Par conséquent, la mode, émergente au moment du second empire vient encore scléroser les possibilités de promotion de la femme au lieu de l'émanciper à travers ses choix. Le regard posée est extrêmement scrutateur et le jugement n'est jamais loin « châle jaune extravagant », « les regards des laquais étaient tournés vers elle ». Le conformisme vestimentaire est donc attendu alors que les phénomènes de mode pousse à la démarcation. Il y a donc un conflit interne que la femme doit prendre en charge. La toilette agit comme une prise de position pour la femme, qui accepte ou non ce qui est en passe de devenir une emprise, la marchandisation jouant comme toujours à double sens, comme un moyen de se vendre « elle était arrivée un soir de bal en Diane chasseresse si nue qu'elle avait été demandée en mariage » et un moyen de vendre « à des prix impudents » des produits sur les marchés. La toilette est donc avant tout un produit qui monétarise les rapports homme/femme à la fois forme d'égalité par le pouvoir sexuelle qu’elle incarne
En fait, le thème de la séduction vestimentaire se présente comme une récurrence. A la fois objet fictionnel et sociologique, le texte s’attache à montrer une préoccupation du XIXe siècle : le goût féminin pour les chiffons et le besoin de plaire qui en découlent. En réalité plus qu’un simple passe-temps, le vêtement est affirmé comme un enjeu économique par sa puissance de séduction sur les hommes sur les femmes. Dévorés par le désir de paraître et par l’impérieuse nécessité de marier les filles, considérés comme des fardeaux, les personnages féminins utilisent le vêtement pour séduire l’homme et le prendre au piège du mariage. Zola démontre le pouvoir d'aliénation du vêtement qui conduit la femme à sa propre perte.
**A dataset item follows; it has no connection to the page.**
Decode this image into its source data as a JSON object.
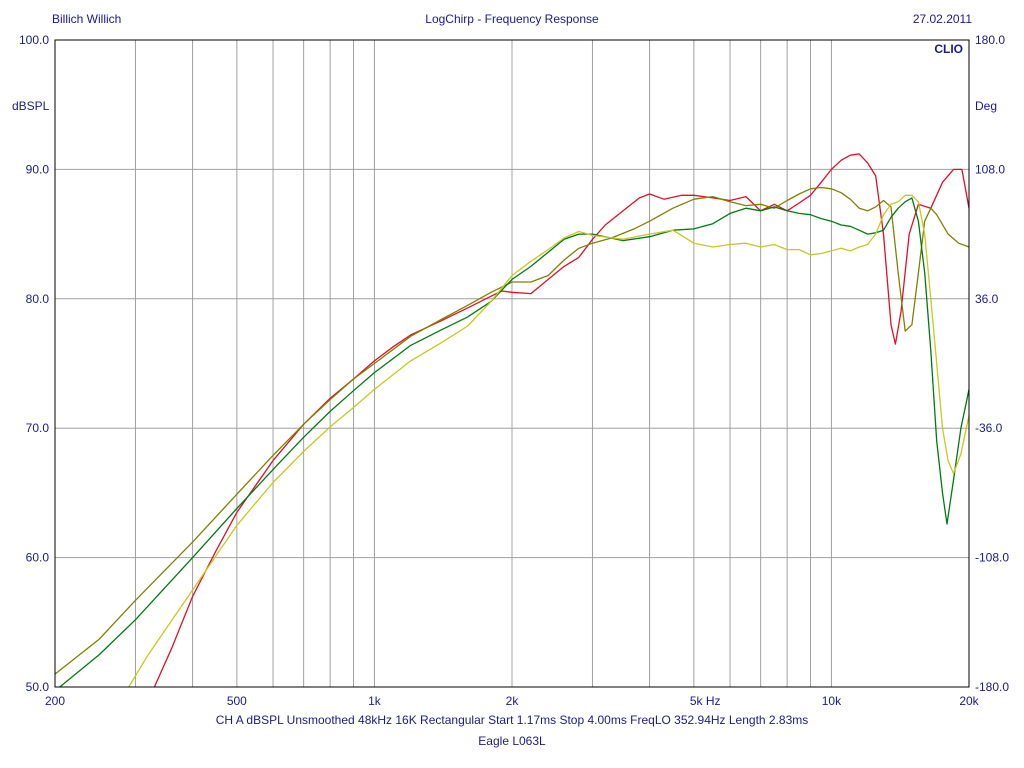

Dans ce milieu de siècle où l’apparence doit porter des signes de l’authenticité, certaines femmes semblent privées du bon goût et de la grâce naturelle propres à la haute bourgeoisie. Cette carence se traduit par des robes trop luxueuses. À l’instar du parvenu qui étale sa fortune nouvellement acquise dans une toilette excessivement parée, certaines filles portent des robes provocante pour mieux vendre leur beauté, « robe de soie mauve, très voyante avec beaucoup de dentelles et de bijoux », l'ostentation est proscrite alors que l' urgence à donner l’illusion d’un luxe vestimentaire témoigne d’une part, du pouvoir de la toilette féminine au sein de la négociation maritale et d’autres par des déviances d'une société obsédée par l’argent. Dans ce milieu de siècle où l’apparence doit porter des signes de l’authenticité certaines femmes semblent privées du bon goût et de la grâce naturelle propres à la haute bourgeoisie. Cette carence se traduit par des robes trop luxueuses.
Les romanciers réalistes du XIXe siècle, comme Balzac, Flaubert et Zola, utilisent souvent les descriptions de vêtements pour ancrer leurs récits dans la réalité de leur temps. Les vêtements permettent de situer un personnage dans une classe sociale, de montrer ses aspirations et de refléter les normes et attentes de la société. Clorinde représente l'innocence de la femme de jour, parée pour dévoiler au monde l'acceptation de son rôle de femme, d'épouse et de mère. Mais son statut d'innocence est la conséquence de son pouvoir de séduction accrédité par le vêtement dont elle se départ à bon escient. La condition des femmes semble bornée par le vêtement porté ou ôté, selon les circonstances.